Its highest count of bats recorded is 42 and the habitat, which fosters the bats' roosting and holds special 'bat bricks' for them to sleep in, is looked after by Transport for London environment and the London Bat Group.

It acts as a green corridor to aid wildlife moving in and through London, and the abandoned tracks are used as a path for roaming animals and insects.

"Once you abandon a site like that, it's open to the elements and very slowly but surely nature will reclaim it," Siddy said.

"Vegetation started creeping in and then in the 1990s protected bat species were found to have migrated in the tunnels for roosting purposes.

"So this potential hub of activity has now become a sleeping vale of sanctuary for protected animals and species.

"Nature has completely taken over and it's so rare and exciting to witness that, particularly in London.

"It feels like an urban oasis and it's an interesting twist on what could have been."

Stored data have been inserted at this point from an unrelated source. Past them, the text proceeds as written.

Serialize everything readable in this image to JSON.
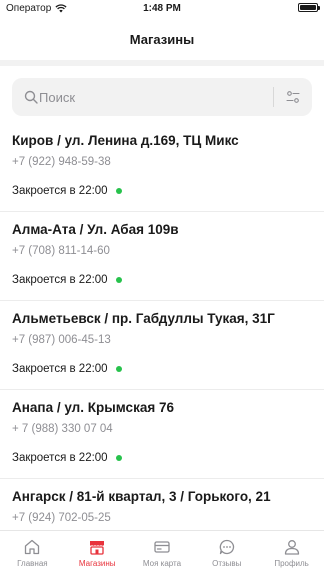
{
  "status_bar": {
    "carrier": "Оператор",
    "time": "1:48 PM"
  },
  "nav": {
    "title": "Магазины"
  },
  "search": {
    "placeholder": "Поиск"
  },
  "stores": [
    {
      "name": "Киров / ул. Ленина д.169, ТЦ Микс",
      "phone": "+7 (922) 948-59-38",
      "status": "Закроется в 22:00"
    },
    {
      "name": "Алма-Ата / Ул. Абая 109в",
      "phone": "+7 (708) 811-14-60",
      "status": "Закроется в 22:00"
    },
    {
      "name": "Альметьевск / пр. Габдуллы Тукая, 31Г",
      "phone": "+7 (987) 006-45-13",
      "status": "Закроется в 22:00"
    },
    {
      "name": "Анапа / ул. Крымская 76",
      "phone": "+ 7 (988) 330 07 04",
      "status": "Закроется в 22:00"
    },
    {
      "name": "Ангарск / 81-й квартал, 3 / Горького, 21",
      "phone": "+7 (924) 702-05-25",
      "status": ""
    }
  ],
  "tabs": [
    {
      "label": "Главная",
      "icon": "home-icon"
    },
    {
      "label": "Магазины",
      "icon": "store-icon",
      "active": true
    },
    {
      "label": "Моя карта",
      "icon": "card-icon"
    },
    {
      "label": "Отзывы",
      "icon": "chat-icon"
    },
    {
      "label": "Профиль",
      "icon": "profile-icon"
    }
  ],
  "colors": {
    "accent": "#e8333c",
    "open_status": "#27c24c",
    "secondary_text": "#8e8e93"
  }
}
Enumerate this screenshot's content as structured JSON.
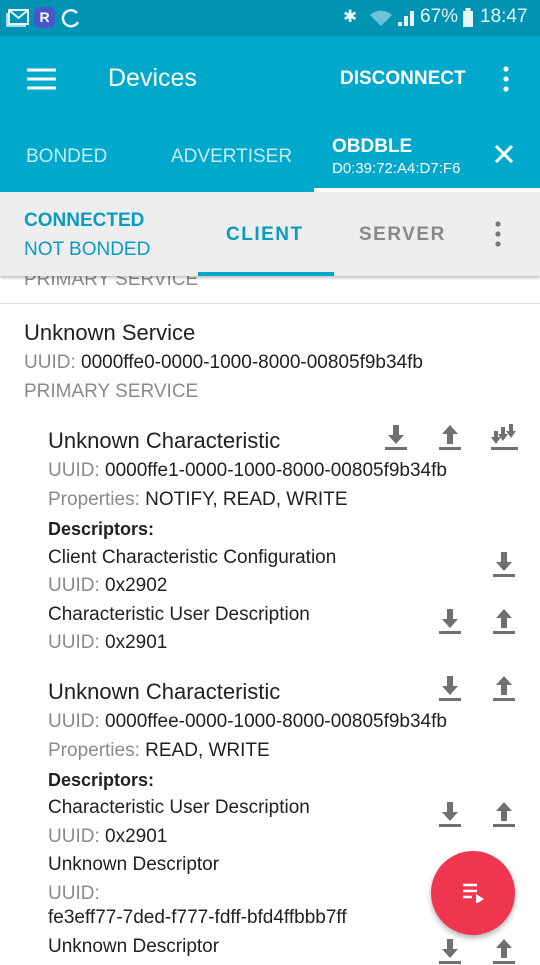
{
  "status_bar": {
    "battery": "67%",
    "time": "18:47",
    "icons": [
      "mail-icon",
      "r-app-icon",
      "sync-icon",
      "bluetooth-icon",
      "wifi-icon",
      "signal-icon",
      "battery-icon"
    ]
  },
  "toolbar": {
    "title": "Devices",
    "disconnect": "DISCONNECT",
    "tabs": [
      {
        "label": "BONDED"
      },
      {
        "label": "ADVERTISER"
      },
      {
        "label": "OBDBLE",
        "sub": "D0:39:72:A4:D7:F6"
      }
    ]
  },
  "connection": {
    "state": "CONNECTED",
    "bond": "NOT BONDED",
    "tabs": [
      "CLIENT",
      "SERVER"
    ]
  },
  "colors": {
    "primary": "#00a8cc",
    "accent": "#f0354f",
    "status": "#0093b4"
  },
  "content": {
    "prev_service_type": "PRIMARY SERVICE",
    "service": {
      "name": "Unknown Service",
      "uuid_label": "UUID:",
      "uuid": "0000ffe0-0000-1000-8000-00805f9b34fb",
      "type": "PRIMARY SERVICE"
    },
    "characteristics": [
      {
        "name": "Unknown Characteristic",
        "uuid_label": "UUID:",
        "uuid": "0000ffe1-0000-1000-8000-00805f9b34fb",
        "props_label": "Properties:",
        "props": "NOTIFY, READ, WRITE",
        "desc_label": "Descriptors:",
        "descriptors": [
          {
            "name": "Client Characteristic Configuration",
            "uuid_label": "UUID:",
            "uuid": "0x2902"
          },
          {
            "name": "Characteristic User Description",
            "uuid_label": "UUID:",
            "uuid": "0x2901"
          }
        ]
      },
      {
        "name": "Unknown Characteristic",
        "uuid_label": "UUID:",
        "uuid": "0000ffee-0000-1000-8000-00805f9b34fb",
        "props_label": "Properties:",
        "props": "READ, WRITE",
        "desc_label": "Descriptors:",
        "descriptors": [
          {
            "name": "Characteristic User Description",
            "uuid_label": "UUID:",
            "uuid": "0x2901"
          },
          {
            "name": "Unknown Descriptor",
            "uuid_label": "UUID:",
            "uuid": "fe3eff77-7ded-f777-fdff-bfd4ffbbb7ff"
          },
          {
            "name": "Unknown Descriptor"
          }
        ]
      }
    ]
  }
}
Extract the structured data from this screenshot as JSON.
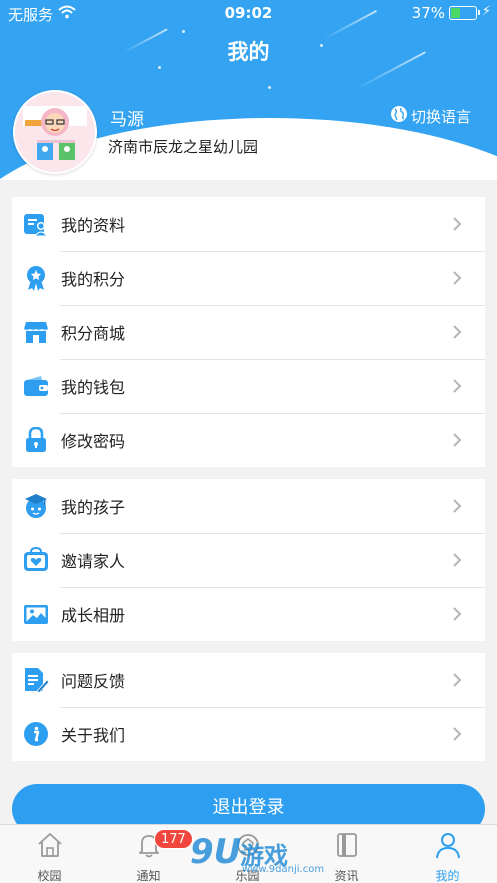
{
  "status_bar": {
    "carrier": "无服务",
    "time": "09:02",
    "battery_percent": "37%",
    "battery_level": 0.37,
    "charging_icon": "lightning-icon",
    "wifi_icon": "wifi-icon"
  },
  "header": {
    "title": "我的",
    "background_color": "#34a4f2"
  },
  "profile": {
    "name": "马源",
    "school": "济南市辰龙之星幼儿园",
    "avatar_icon": "avatar-image",
    "language_switch_label": "切换语言",
    "language_icon": "globe-icon"
  },
  "menu_groups": [
    {
      "items": [
        {
          "label": "我的资料",
          "icon": "profile-card-icon"
        },
        {
          "label": "我的积分",
          "icon": "medal-icon"
        },
        {
          "label": "积分商城",
          "icon": "store-icon"
        },
        {
          "label": "我的钱包",
          "icon": "wallet-icon"
        },
        {
          "label": "修改密码",
          "icon": "lock-icon"
        }
      ]
    },
    {
      "items": [
        {
          "label": "我的孩子",
          "icon": "graduate-child-icon"
        },
        {
          "label": "邀请家人",
          "icon": "heart-box-icon"
        },
        {
          "label": "成长相册",
          "icon": "photo-album-icon"
        }
      ]
    },
    {
      "items": [
        {
          "label": "问题反馈",
          "icon": "feedback-edit-icon"
        },
        {
          "label": "关于我们",
          "icon": "info-icon"
        }
      ]
    }
  ],
  "logout_label": "退出登录",
  "tabbar": {
    "tabs": [
      {
        "label": "校园",
        "icon": "home-icon"
      },
      {
        "label": "通知",
        "icon": "bell-icon",
        "badge": "177"
      },
      {
        "label": "乐园",
        "icon": "paradise-icon"
      },
      {
        "label": "资讯",
        "icon": "news-book-icon"
      },
      {
        "label": "我的",
        "icon": "person-icon",
        "active": true
      }
    ]
  },
  "watermark": {
    "big": "9U",
    "text": "游戏",
    "url": "www.9danji.com"
  },
  "accent_color": "#2e9ff0",
  "badge_color": "#f1453d"
}
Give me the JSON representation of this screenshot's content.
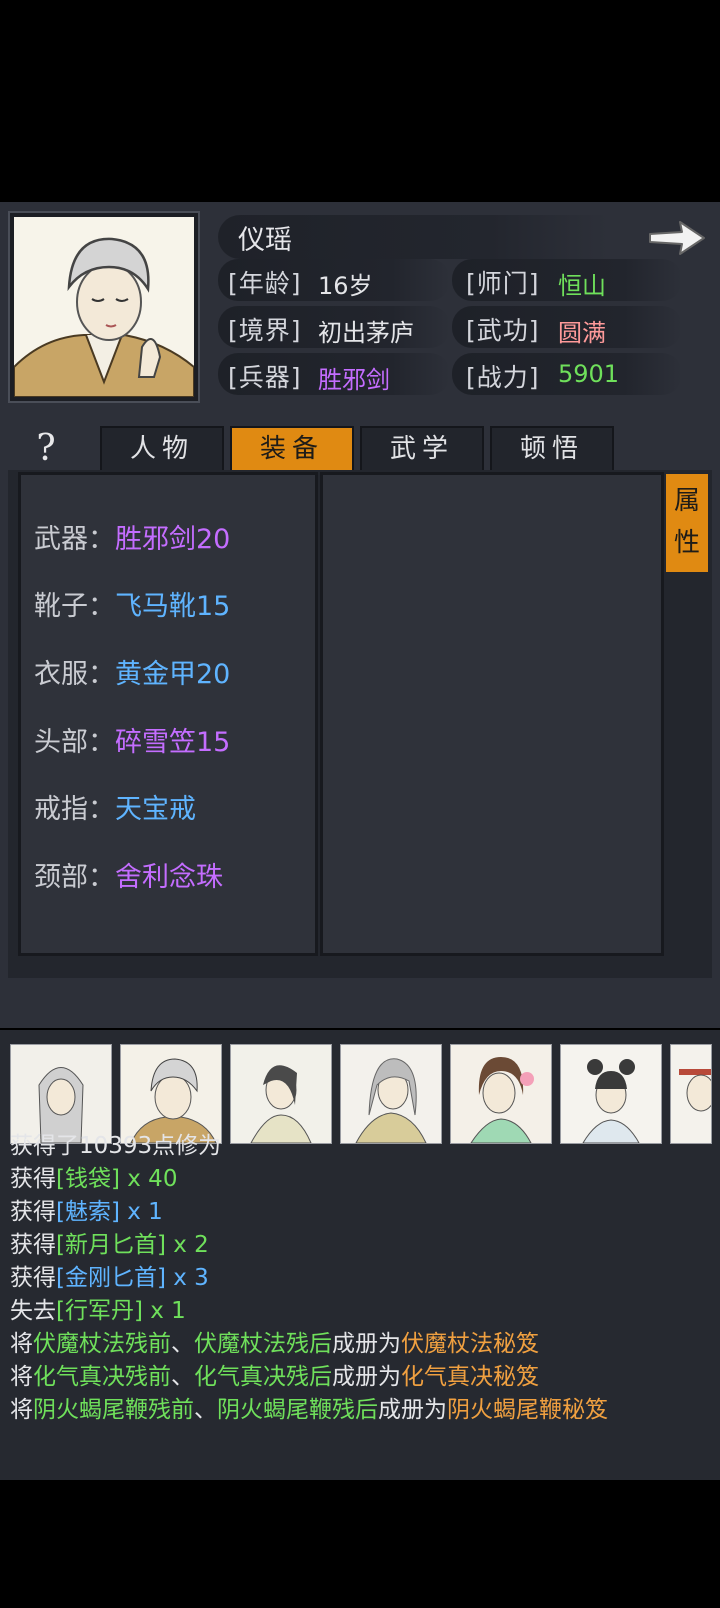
{
  "character": {
    "name": "仪瑶",
    "info": [
      {
        "label": "[年龄]",
        "value": "16岁",
        "color": "#e4e5e8"
      },
      {
        "label": "[师门]",
        "value": "恒山",
        "color": "#6fe05b"
      },
      {
        "label": "[境界]",
        "value": "初出茅庐",
        "color": "#e4e5e8"
      },
      {
        "label": "[武功]",
        "value": "圆满",
        "color": "#ff9a9a"
      },
      {
        "label": "[兵器]",
        "value": "胜邪剑",
        "color": "#c46dff"
      },
      {
        "label": "[战力]",
        "value": "5901",
        "color": "#6fe05b"
      }
    ]
  },
  "help_glyph": "?",
  "tabs": [
    {
      "label": "人物",
      "active": false
    },
    {
      "label": "装备",
      "active": true
    },
    {
      "label": "武学",
      "active": false
    },
    {
      "label": "顿悟",
      "active": false
    }
  ],
  "attr_button": {
    "line1": "属",
    "line2": "性"
  },
  "equipment": [
    {
      "label": "武器：",
      "item": "胜邪剑20",
      "color": "#c46dff"
    },
    {
      "label": "靴子：",
      "item": "飞马靴15",
      "color": "#5fb4ff"
    },
    {
      "label": "衣服：",
      "item": "黄金甲20",
      "color": "#5fb4ff"
    },
    {
      "label": "头部：",
      "item": "碎雪笠15",
      "color": "#c46dff"
    },
    {
      "label": "戒指：",
      "item": "天宝戒",
      "color": "#5fb4ff"
    },
    {
      "label": "颈部：",
      "item": "舍利念珠",
      "color": "#c46dff"
    }
  ],
  "party_count": 7,
  "log": [
    {
      "parts": [
        {
          "t": "获得了10393点修为",
          "c": ""
        }
      ]
    },
    {
      "parts": [
        {
          "t": "获得",
          "c": ""
        },
        {
          "t": "[钱袋]",
          "c": "g"
        },
        {
          "t": " x 40",
          "c": "g"
        }
      ]
    },
    {
      "parts": [
        {
          "t": "获得",
          "c": ""
        },
        {
          "t": "[魅索]",
          "c": "b"
        },
        {
          "t": " x 1",
          "c": "b"
        }
      ]
    },
    {
      "parts": [
        {
          "t": "获得",
          "c": ""
        },
        {
          "t": "[新月匕首]",
          "c": "g"
        },
        {
          "t": " x 2",
          "c": "g"
        }
      ]
    },
    {
      "parts": [
        {
          "t": "获得",
          "c": ""
        },
        {
          "t": "[金刚匕首]",
          "c": "b"
        },
        {
          "t": " x 3",
          "c": "b"
        }
      ]
    },
    {
      "parts": [
        {
          "t": "失去",
          "c": ""
        },
        {
          "t": "[行军丹]",
          "c": "g"
        },
        {
          "t": " x 1",
          "c": "g"
        }
      ]
    },
    {
      "parts": [
        {
          "t": "将",
          "c": ""
        },
        {
          "t": "伏魔杖法残前",
          "c": "g"
        },
        {
          "t": "、",
          "c": ""
        },
        {
          "t": "伏魔杖法残后",
          "c": "g"
        },
        {
          "t": "成册为",
          "c": ""
        },
        {
          "t": "伏魔杖法秘笈",
          "c": "o"
        }
      ]
    },
    {
      "parts": [
        {
          "t": "将",
          "c": ""
        },
        {
          "t": "化气真决残前",
          "c": "g"
        },
        {
          "t": "、",
          "c": ""
        },
        {
          "t": "化气真决残后",
          "c": "g"
        },
        {
          "t": "成册为",
          "c": ""
        },
        {
          "t": "化气真决秘笈",
          "c": "o"
        }
      ]
    },
    {
      "parts": [
        {
          "t": "将",
          "c": ""
        },
        {
          "t": "阴火蝎尾鞭残前",
          "c": "g"
        },
        {
          "t": "、",
          "c": ""
        },
        {
          "t": "阴火蝎尾鞭残后",
          "c": "g"
        },
        {
          "t": "成册为",
          "c": ""
        },
        {
          "t": "阴火蝎尾鞭秘笈",
          "c": "o"
        }
      ]
    }
  ]
}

On the unique character of Highgate station, Siddy added: "It's the fascination of 'what if?'

"It's so interesting to see something that could have made a massive difference in millions of people's lives today derailed by a simple chain of events."

What remains of the site - its four tunnels, platforms, the canopy, waiting rooms and station buildings - can now be explored in person.

The London Transport Museum features Highgate station as part of its series of 'hidden tours', where its unusual and little-known stories are retold.